Brain-Fodder: This is one of the biggest gains you're likely to see. Got an idea? A concept? A new theory? Something else strange? Write it down! Come up with a great effect, but no way of doing it? Write it down. When you hit a dry spell creatively, or feel a bit bored, take a look at those old ideas. Wrestle them a bit. Solve them if you can. Or just let them lead you where they may. Regardless, you'll find yourself in unfamiliar territory soon enough, and you'll love the new location. And the new magic.

Essays: Another big one. There's a form of writing called "stream of consciousness". Basically, it's writing down anything that comes to mind, without caring about anything other than communicating whatever is in your head. Here's what happens: you write down whatever comes to your mind -- regardless of what it is or how those thoughts are arranged -- then go back over what you wrote. Look and see what you've come up with. This little exercise expands your thinking, and, arguably, your understanding, of your magic. It's a great creativity tool, and one I swear by. What you're reading now comes from one particular essay I wrote that way.

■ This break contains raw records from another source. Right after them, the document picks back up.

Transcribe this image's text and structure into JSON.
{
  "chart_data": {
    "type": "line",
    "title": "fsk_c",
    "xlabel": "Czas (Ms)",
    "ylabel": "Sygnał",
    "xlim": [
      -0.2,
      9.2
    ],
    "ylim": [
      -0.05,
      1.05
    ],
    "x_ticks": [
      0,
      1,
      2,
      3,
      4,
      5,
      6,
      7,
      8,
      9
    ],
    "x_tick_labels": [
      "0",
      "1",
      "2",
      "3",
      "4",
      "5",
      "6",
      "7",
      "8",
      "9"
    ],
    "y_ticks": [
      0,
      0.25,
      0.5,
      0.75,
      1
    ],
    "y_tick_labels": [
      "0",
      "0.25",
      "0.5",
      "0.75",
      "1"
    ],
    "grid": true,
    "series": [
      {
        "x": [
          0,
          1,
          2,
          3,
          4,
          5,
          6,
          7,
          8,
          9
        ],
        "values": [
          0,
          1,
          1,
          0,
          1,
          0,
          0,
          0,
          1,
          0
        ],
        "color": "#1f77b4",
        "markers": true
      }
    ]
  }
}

Presentations: Storylines, premises, scripts... you name it, put it in the book. Hear a tale that strikes a chord within you? It probably will with your spectators, as well. Jot it down. Find some tidbit that might make a good foundation for a presentation? Put it in the book. Trying to script patter for an effect? Write down your notes. Simply, make this a workbook of your own style as well as effects and moves. When you're stuck for an idea, refer back to it -- chances are something will jog your memory.

Motivation: This one can be a lifesaver. We've all felt the effects of burn-out before, at least to some extent. We lose focus, lose our enthusiasm, a generally start losing grip on whatever that precious thing was that motivated us in our Art to begin with. Don't be ashamed of it; it happens to everyone across every field and art and endeavor you can think of. Referring back to your notes can help you recapture that mystical something, whether its a pet effect that still captures your interest, or anecdotes you've written down concerning other performers. On those days when you begin to wonder what you ever saw in magic to begin with, your book can -- and probably will -- show you just what put the fire in your belly to begin with.

If I spent any serious amount of time thinking about it, I could probably come up with more reasons to start your books now, this very minute. But I don't have the time right now -- I have this story idea kicking around for a new effect I came up with right before I went to sleep last night, and I want to finish getting it down before I forget it. Also, someone sent me an email and said something that really sunk in, so I want to jot that down, too.

Do yourself a favor: start that book now if you haven't already. Long after the thoughts and ideas have left your head, those pages will be there for you, waiting to inspire you, motivate you, educate you, and take you to the next level.